Thanks for your patience.

aaboud accepted this revision.Mar 14 2017, 6:50 AM

Now that we agreed on why this fix is correct, the code LGTM.

This revision is now accepted and ready to land.Mar 14 2017, 6:50 AM

I just tested this version again and found a bug in the implementation: I forgot to adjust the offset of the error code and the pointer to the exception stack frame. So please do not merge this yet.

phil-opp updated this revision to Diff 91775.Mar 14 2017, 3:08 PM

The argument offsets (exception stack frame and error code) are now updated if the stack is aligned. I also updated the tests accordingly.

phil-opp updated this revision to Diff 91781.Mar 14 2017, 3:13 PM

(updated the test_isr_clobbers test too, even though the CHECK-SSE-NEXT directives are broken at the moment)

Code looks good, but I am wondering about one thing, see below.

test/CodeGen/X86/x86-64-intrcc.ll
33 ↗(On Diff #91781)

I am wondering if this push was not generated before your last fix?
Did you just forget to update the test? or we needed the last change to have this push?

35 ↗(On Diff #91781)

This is a good catch.
Indeed we should update the argument offsets after we re-align the stack with +8 bytes.

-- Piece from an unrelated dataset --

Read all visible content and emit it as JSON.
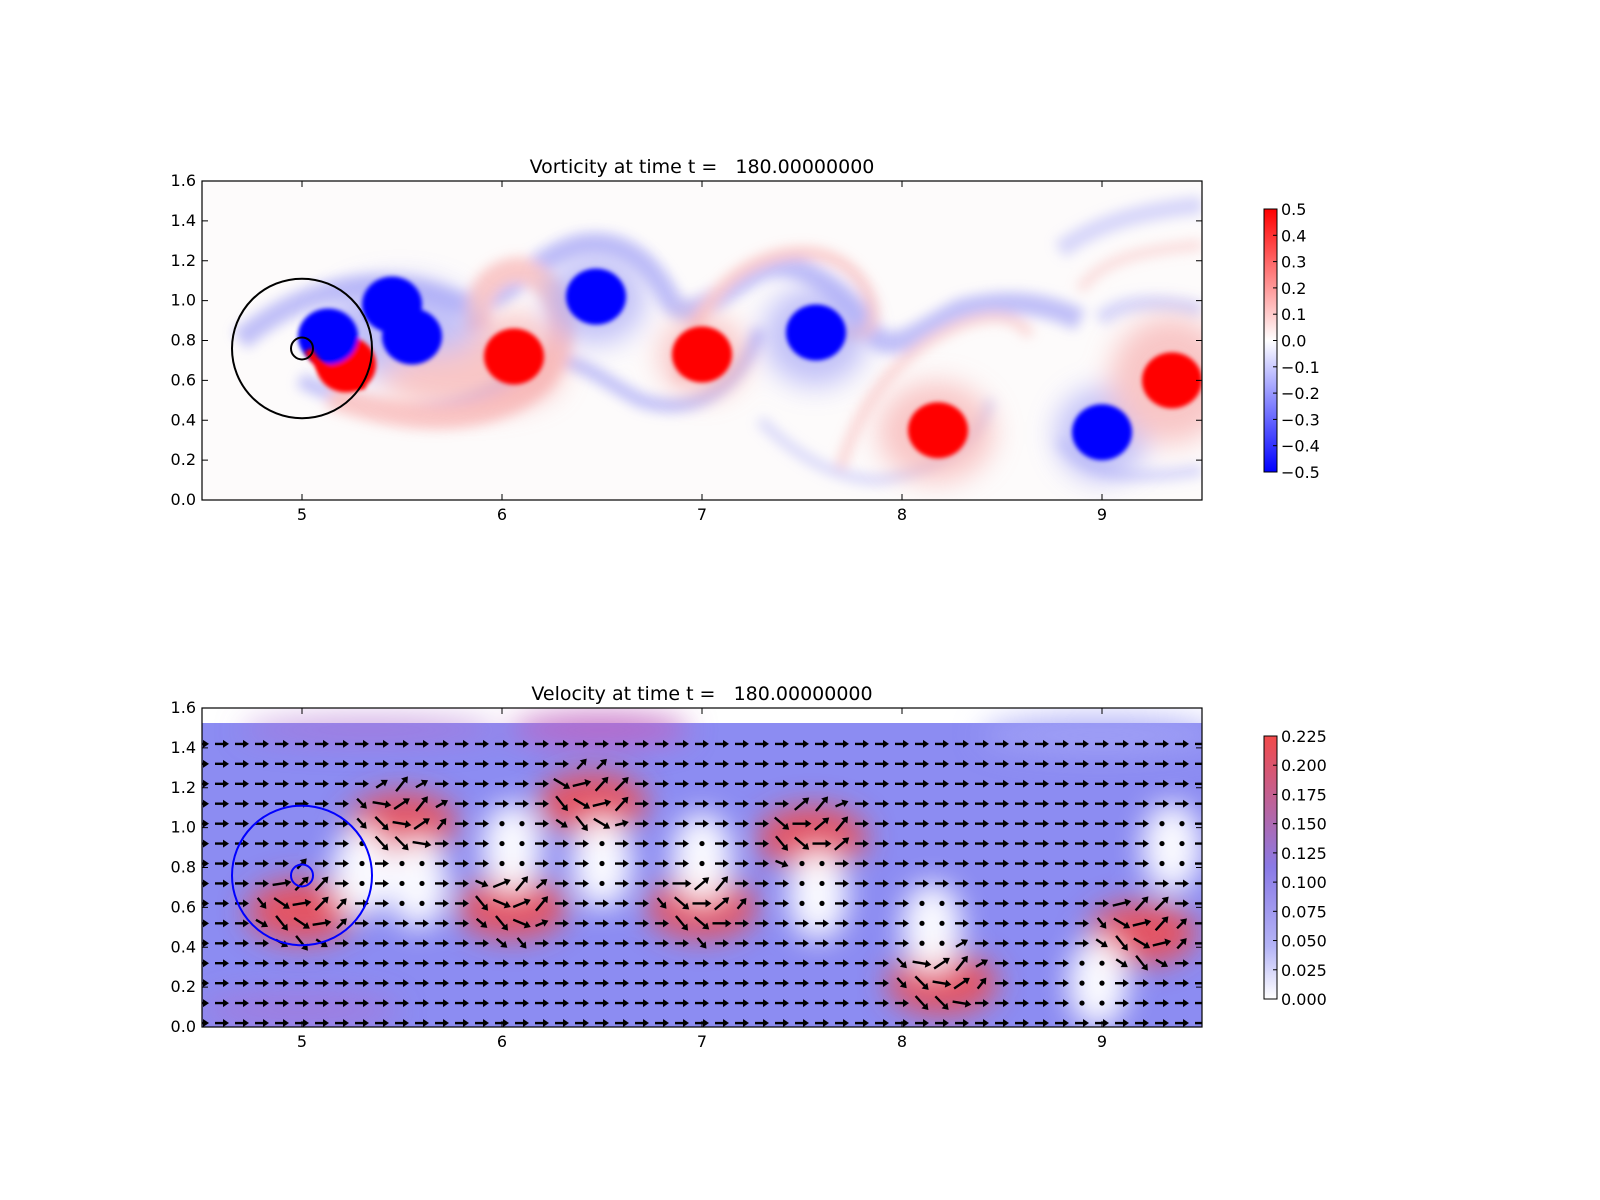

phil-opp added inline comments.Mar 15 2017, 8:24 AM
test/CodeGen/X86/x86-64-intrcc.ll
33 ↗(On Diff #91781)

I just forgot to update this test, because it still succeeded (it's only a CHECK and not a CHECK-NEXT). However, by adding the additional check we ensure that the stack alignment isn't removed accidentally in the future.

Good.
I think this patch is ready now to land.
Anybody has any final comment?

Not from me. Looks good.

It seems like this patch is ready to land. I don't have SVN access, so it would be great if someone could commit it for me.

Friendly ping :)

aaboud added a comment.Apr 3 2017, 8:58 AM

I will commit that.
Sorry for the late response.

This revision was automatically updated to reflect the committed changes.